The council highlighted systematic threats, intimidation, dispossession, denial of fundamental human rights, and forced expulsion faced by indigenous communities, particularly in Behsud district of Maidan Wardak, Panjab district in Bamiyan, and parts of Ghor province.
The Resistance Council, comprising political factions and former jihadi leaders opposed to Taliban rule, condemned the displacements as violating fundamental principles of national coexistence, human rights standards, and Islamic and legal provisions. It characterised these acts as “collective crimes, structural discrimination, and ethnic cleansing.”
The council further warned that such forced displacement is not merely a local or isolated issue, but rather part of a broader strategy to erase historical identities, culturally and geographically marginalise indigenous communities, and reinforce the Taliban’s authoritarian and monopolistic control.

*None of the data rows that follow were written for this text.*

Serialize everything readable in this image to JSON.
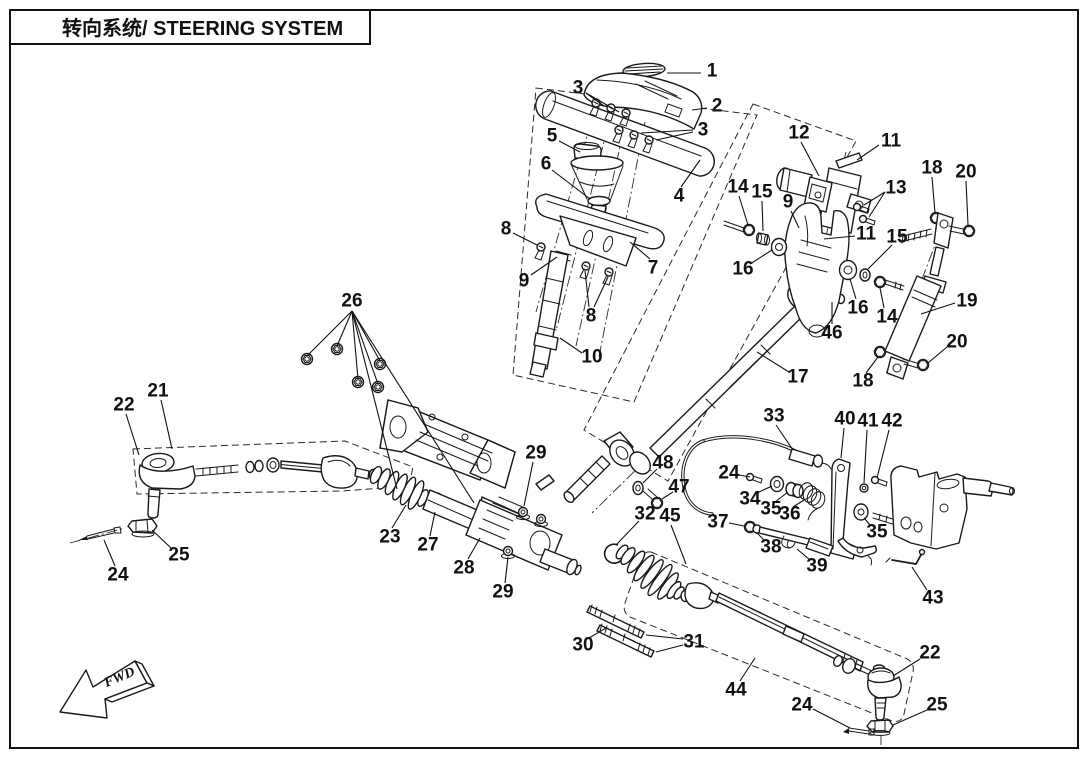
{
  "title": {
    "text": "转向系统/ STEERING SYSTEM"
  },
  "direction_marker": {
    "label": "FWD"
  },
  "line_color": "#1a1a1a",
  "background_color": "#ffffff",
  "callouts": [
    {
      "n": "1",
      "x": 712,
      "y": 71,
      "leaders": [
        [
          701,
          73,
          667,
          73
        ]
      ]
    },
    {
      "n": "2",
      "x": 717,
      "y": 106,
      "leaders": [
        [
          707,
          108,
          692,
          110
        ]
      ]
    },
    {
      "n": "3",
      "x": 578,
      "y": 88,
      "leaders": [
        [
          586,
          93,
          604,
          106
        ],
        [
          586,
          93,
          619,
          112
        ]
      ]
    },
    {
      "n": "3",
      "x": 703,
      "y": 130,
      "leaders": [
        [
          693,
          132,
          656,
          140
        ],
        [
          693,
          130,
          641,
          133
        ]
      ]
    },
    {
      "n": "4",
      "x": 679,
      "y": 196,
      "leaders": [
        [
          681,
          187,
          700,
          160
        ]
      ]
    },
    {
      "n": "5",
      "x": 552,
      "y": 136,
      "leaders": [
        [
          559,
          141,
          580,
          152
        ]
      ]
    },
    {
      "n": "6",
      "x": 546,
      "y": 164,
      "leaders": [
        [
          552,
          170,
          590,
          199
        ]
      ]
    },
    {
      "n": "7",
      "x": 653,
      "y": 268,
      "leaders": [
        [
          650,
          259,
          630,
          242
        ]
      ]
    },
    {
      "n": "8",
      "x": 506,
      "y": 229,
      "leaders": [
        [
          513,
          233,
          537,
          245
        ]
      ]
    },
    {
      "n": "9",
      "x": 524,
      "y": 281,
      "leaders": [
        [
          531,
          275,
          557,
          257
        ]
      ]
    },
    {
      "n": "8",
      "x": 591,
      "y": 316,
      "leaders": [
        [
          589,
          307,
          585,
          271
        ],
        [
          594,
          307,
          608,
          277
        ]
      ]
    },
    {
      "n": "10",
      "x": 592,
      "y": 357,
      "leaders": [
        [
          582,
          353,
          560,
          338
        ]
      ]
    },
    {
      "n": "11",
      "x": 891,
      "y": 141,
      "leaders": [
        [
          879,
          145,
          857,
          160
        ]
      ]
    },
    {
      "n": "12",
      "x": 799,
      "y": 133,
      "leaders": [
        [
          801,
          142,
          819,
          176
        ]
      ]
    },
    {
      "n": "13",
      "x": 896,
      "y": 188,
      "leaders": [
        [
          885,
          192,
          864,
          205
        ],
        [
          885,
          192,
          869,
          217
        ]
      ]
    },
    {
      "n": "14",
      "x": 738,
      "y": 187,
      "leaders": [
        [
          739,
          196,
          748,
          225
        ]
      ]
    },
    {
      "n": "15",
      "x": 762,
      "y": 192,
      "leaders": [
        [
          762,
          201,
          763,
          231
        ]
      ]
    },
    {
      "n": "9",
      "x": 788,
      "y": 202,
      "leaders": [
        [
          791,
          211,
          799,
          228
        ]
      ]
    },
    {
      "n": "16",
      "x": 743,
      "y": 269,
      "leaders": [
        [
          750,
          264,
          772,
          250
        ]
      ]
    },
    {
      "n": "11",
      "x": 866,
      "y": 234,
      "leaders": [
        [
          855,
          236,
          824,
          239
        ]
      ]
    },
    {
      "n": "15",
      "x": 897,
      "y": 237,
      "leaders": [
        [
          892,
          245,
          868,
          269
        ]
      ]
    },
    {
      "n": "16",
      "x": 858,
      "y": 308,
      "leaders": [
        [
          856,
          299,
          850,
          279
        ]
      ]
    },
    {
      "n": "14",
      "x": 887,
      "y": 317,
      "leaders": [
        [
          884,
          308,
          880,
          288
        ]
      ]
    },
    {
      "n": "18",
      "x": 932,
      "y": 168,
      "leaders": [
        [
          932,
          177,
          935,
          213
        ]
      ]
    },
    {
      "n": "20",
      "x": 966,
      "y": 172,
      "leaders": [
        [
          966,
          181,
          968,
          225
        ]
      ]
    },
    {
      "n": "19",
      "x": 967,
      "y": 301,
      "leaders": [
        [
          955,
          303,
          921,
          314
        ]
      ]
    },
    {
      "n": "20",
      "x": 957,
      "y": 342,
      "leaders": [
        [
          947,
          347,
          928,
          363
        ]
      ]
    },
    {
      "n": "18",
      "x": 863,
      "y": 381,
      "leaders": [
        [
          866,
          373,
          878,
          357
        ]
      ]
    },
    {
      "n": "46",
      "x": 832,
      "y": 333,
      "leaders": [
        [
          832,
          324,
          832,
          302
        ]
      ]
    },
    {
      "n": "17",
      "x": 798,
      "y": 377,
      "leaders": [
        [
          789,
          372,
          757,
          352
        ]
      ]
    },
    {
      "n": "21",
      "x": 158,
      "y": 391,
      "leaders": [
        [
          161,
          400,
          172,
          449
        ]
      ]
    },
    {
      "n": "22",
      "x": 124,
      "y": 405,
      "leaders": [
        [
          126,
          414,
          139,
          455
        ]
      ]
    },
    {
      "n": "25",
      "x": 179,
      "y": 555,
      "leaders": [
        [
          172,
          549,
          152,
          530
        ]
      ]
    },
    {
      "n": "24",
      "x": 118,
      "y": 575,
      "leaders": [
        [
          115,
          566,
          104,
          540
        ]
      ]
    },
    {
      "n": "23",
      "x": 390,
      "y": 537,
      "leaders": [
        [
          392,
          528,
          406,
          505
        ]
      ]
    },
    {
      "n": "27",
      "x": 428,
      "y": 545,
      "leaders": [
        [
          430,
          536,
          435,
          512
        ]
      ]
    },
    {
      "n": "28",
      "x": 464,
      "y": 568,
      "leaders": [
        [
          468,
          559,
          480,
          538
        ]
      ]
    },
    {
      "n": "29",
      "x": 503,
      "y": 592,
      "leaders": [
        [
          505,
          583,
          508,
          557
        ]
      ]
    },
    {
      "n": "29",
      "x": 536,
      "y": 453,
      "leaders": [
        [
          533,
          462,
          524,
          506
        ]
      ]
    },
    {
      "n": "26",
      "x": 352,
      "y": 301,
      "leaders": [
        [
          352,
          311,
          307,
          356
        ],
        [
          352,
          311,
          337,
          346
        ],
        [
          352,
          311,
          358,
          379
        ],
        [
          352,
          311,
          378,
          384
        ],
        [
          352,
          311,
          380,
          361
        ],
        [
          352,
          311,
          397,
          489
        ],
        [
          352,
          311,
          474,
          503
        ]
      ]
    },
    {
      "n": "30",
      "x": 583,
      "y": 645,
      "leaders": [
        [
          589,
          638,
          606,
          628
        ]
      ]
    },
    {
      "n": "31",
      "x": 694,
      "y": 642,
      "leaders": [
        [
          683,
          639,
          646,
          635
        ],
        [
          683,
          645,
          656,
          652
        ]
      ]
    },
    {
      "n": "44",
      "x": 736,
      "y": 690,
      "leaders": [
        [
          740,
          681,
          755,
          658
        ]
      ]
    },
    {
      "n": "22",
      "x": 930,
      "y": 653,
      "leaders": [
        [
          920,
          659,
          893,
          676
        ]
      ]
    },
    {
      "n": "24",
      "x": 802,
      "y": 705,
      "leaders": [
        [
          813,
          709,
          850,
          728
        ]
      ]
    },
    {
      "n": "25",
      "x": 937,
      "y": 705,
      "leaders": [
        [
          927,
          710,
          893,
          725
        ]
      ]
    },
    {
      "n": "45",
      "x": 670,
      "y": 516,
      "leaders": [
        [
          671,
          525,
          686,
          564
        ]
      ]
    },
    {
      "n": "32",
      "x": 645,
      "y": 514,
      "leaders": [
        [
          639,
          521,
          616,
          545
        ]
      ]
    },
    {
      "n": "47",
      "x": 679,
      "y": 487,
      "leaders": [
        [
          673,
          492,
          662,
          499
        ]
      ]
    },
    {
      "n": "48",
      "x": 663,
      "y": 463,
      "leaders": [
        [
          657,
          469,
          643,
          483
        ]
      ]
    },
    {
      "n": "33",
      "x": 774,
      "y": 416,
      "leaders": [
        [
          776,
          425,
          793,
          450
        ]
      ]
    },
    {
      "n": "40",
      "x": 845,
      "y": 419,
      "leaders": [
        [
          844,
          428,
          841,
          458
        ]
      ]
    },
    {
      "n": "41",
      "x": 868,
      "y": 421,
      "leaders": [
        [
          867,
          430,
          864,
          483
        ]
      ]
    },
    {
      "n": "42",
      "x": 892,
      "y": 421,
      "leaders": [
        [
          889,
          430,
          877,
          478
        ]
      ]
    },
    {
      "n": "24",
      "x": 729,
      "y": 473,
      "leaders": [
        [
          739,
          475,
          750,
          477
        ]
      ]
    },
    {
      "n": "34",
      "x": 750,
      "y": 499,
      "leaders": [
        [
          757,
          493,
          772,
          486
        ]
      ]
    },
    {
      "n": "35",
      "x": 771,
      "y": 509,
      "leaders": [
        [
          775,
          502,
          788,
          492
        ]
      ]
    },
    {
      "n": "36",
      "x": 790,
      "y": 514,
      "leaders": [
        [
          793,
          507,
          804,
          500
        ]
      ]
    },
    {
      "n": "37",
      "x": 718,
      "y": 522,
      "leaders": [
        [
          729,
          523,
          744,
          526
        ]
      ]
    },
    {
      "n": "38",
      "x": 771,
      "y": 547,
      "leaders": [
        [
          765,
          541,
          757,
          533
        ]
      ]
    },
    {
      "n": "39",
      "x": 817,
      "y": 566,
      "leaders": [
        [
          810,
          560,
          797,
          549
        ]
      ]
    },
    {
      "n": "35",
      "x": 877,
      "y": 532,
      "leaders": [
        [
          871,
          526,
          864,
          518
        ]
      ]
    },
    {
      "n": "43",
      "x": 933,
      "y": 598,
      "leaders": [
        [
          927,
          590,
          912,
          567
        ]
      ]
    }
  ]
}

Describing the Taliban as lacking “political, legal, and popular legitimacy,” the council called upon the United Nations, the Office of the High Commissioner for Human Rights, and other international monitoring organisations to clearly condemn these actions, send investigative teams to the affected regions, and formally document cases of forced displacement.
In recent weeks, hundreds of families from Dawlat Yar district in Ghor province and Panjab district in Bamiyan province have reportedly been forced from their homes by Taliban forces.